Хасидские рассказы

22
18
20
22
24
26
28
30

Как она любила дом со всем, что в нем находилось! Что бы ни уносили — стул, железную сковороду, что бы то ни было, она обливала все это горькими слезами. С каждой вещью она прощалась, как мать с ребенком, чего вам больше — обнимала и чуть ли не целовала их… «О, говорила она, когда я умру, вас уже не будет в доме».

Что говорить, женщина всегда останется дурой… То она казак в юбке, а чуть что становится настоящим ребенком. Подумаешь, не всели равно, когда умираешь со стулом или без стула!..

— Фу! — прерывает он сам себя. — Что только не приходит мне в голову… Из-за пустяков я зашагал совсем медленно.

— Ну, солдатские ноги, живее ступайте! — командует он.

Он оглядывается. Вокруг него сплошной снег. Наверху — серое небо, испещренное черными заплатами. — Совсем как моя нижняя бекета! — думает он. — Неужели, Великий Боже, и у тебя нет кредита в лавке?..

Меж тем мороз усиливается. Борода и усы превратились в сосульки. Дышать стало как будто легче, но голова горячая, на лбу выступили капли пота, и ноги что ни шаг все больше устают и зябнут. Ему хочется присесть, но он стыдится самого себя. Первый раз в жизни у него является потребность отдохнуть на таком небольшом пути — в две мили. Он не хочет сознаться, что ему уже за семьдесят и пора бы совсем на отдых.

Но нет. Он должен идти. Идти не останавливаясь… Пока идешь — ноги несут тебя, но стоит поддаться искушению и присесть, — и ты уже никуда не годен.

— Так и простудиться можно, — стращает он сам себя, всячески стараясь побороть в себе сильное желание отдохнуть.

— Недалеко уже и до деревни, успею и там отдохнуть.

— Непременно надо будет отдохнуть.
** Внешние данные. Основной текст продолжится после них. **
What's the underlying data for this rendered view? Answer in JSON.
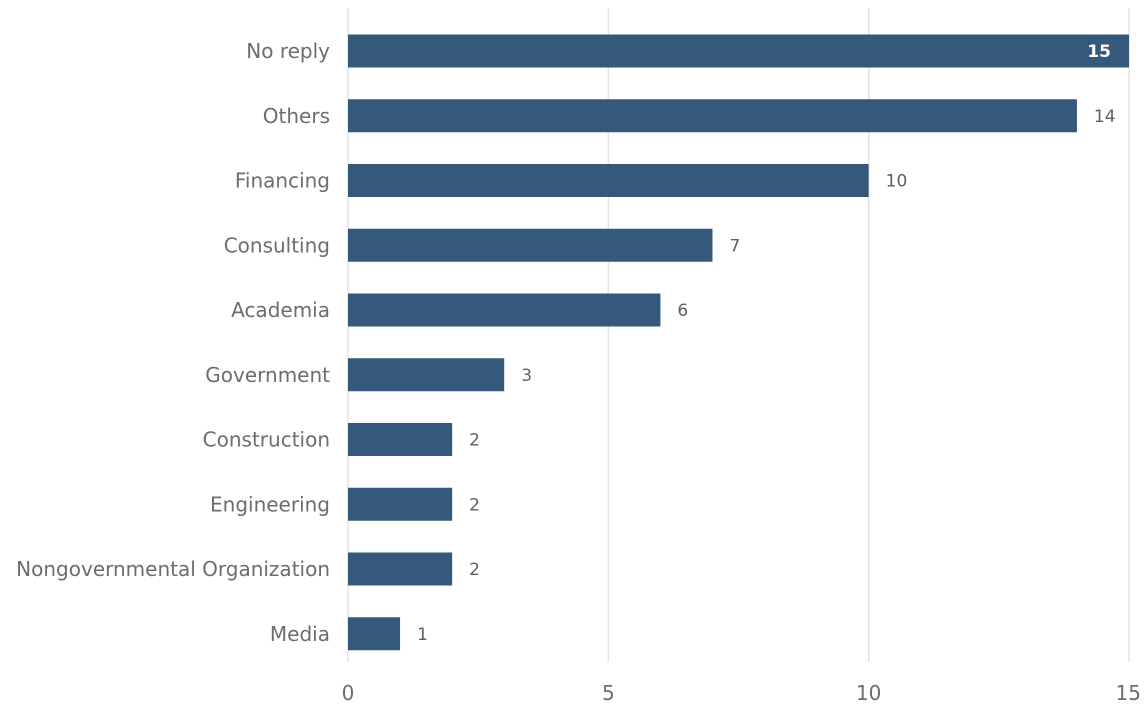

Я пойду не прямо к помещику… его приходится целый час прождать на дворе… пойду сперва к еврею.

— Хорошо еще, — думает он, — что я не боюсь помещичьих собак; но ночью, когда спускают Бурого, все-таки становится опасно; у меня хотя с собою мой ужин, а Бурый любит сыр, но все же лучше раньше дать отдых своим костям. Сперва я зайду к еврею; погреюсь немного, помою руки, перекушу чего-нибудь…

И у него текут слюнки; он с самого утра ничего не ел. Но это пустяки, его не беспокоит то, что он голоден, это доставляет ему даже удовольствие: если человек голоден, это признак, что он живет… Но ноги!..

Ему осталось пройти всего каких-нибудь две версты; он различает уже в темноте большие сараи помещика… но ноги — они ничего не видят, они все-таки требуют отдыха…

— С другой стороны, — думает он, — что, если я и отдохну немножко? Одну минутку, полминутки! Может быть, и в самом деле отдохнуть? Попробую. Так долго слушались меня мои ноги, послушаюсь и я их хоть раз.

И Шмерль садится в сторонке на снежный сугроб. Теперь только он слышит, как сильно бьется его сердце, как сильно колет в боку, и чувствует, что холодный пот выступил у него на лбу…

Ему становится страшно… Не заболевает ли он? При нем чужие деньги! Он может еще, Боже упаси, потерять сознание… Слава Богу, — утешает он себя, что никого не видно! А даже если бы и проходил кто-нибудь, ему и в голову не придет, что у меня деньги. Курам на смех — кому деньги доверяют!..

Чуточку только посидеть, а потом — валяй дальше!

Но глаза его слипаются.

— Ну, вставай, Шмерль, вставай! — командует он. Командовать он еще может, но не так-то легко выполнить. Он не в состоянии и пошевельнуться. Но ему кажется, что он идет, идет все быстрее… Он уже видит перед собою деревенские избушки: здесь живет Антек, там Василий, он всех их знает, нанимает у них подводы… К еврею еще далеко, но лучше пойти к еврею… там иногда и «мзумене»[32] застать можно. И ему кажется, что он идет к домику еврея; но домик отодвигается все дальше и дальше… Должно быть, так и надо… В печке горит веселый огонь, окошко светится красным, веселым светом… Вероятно, толстая Мирль варит большой горшок картофеля, — она постоянно угощает его картофелем, горячим, рассыпчатым картофелем!.. И он — кажется ему — подвигается дальше.

Мороз немного спал. Снег начинает падать большими, пушистыми хлопьями.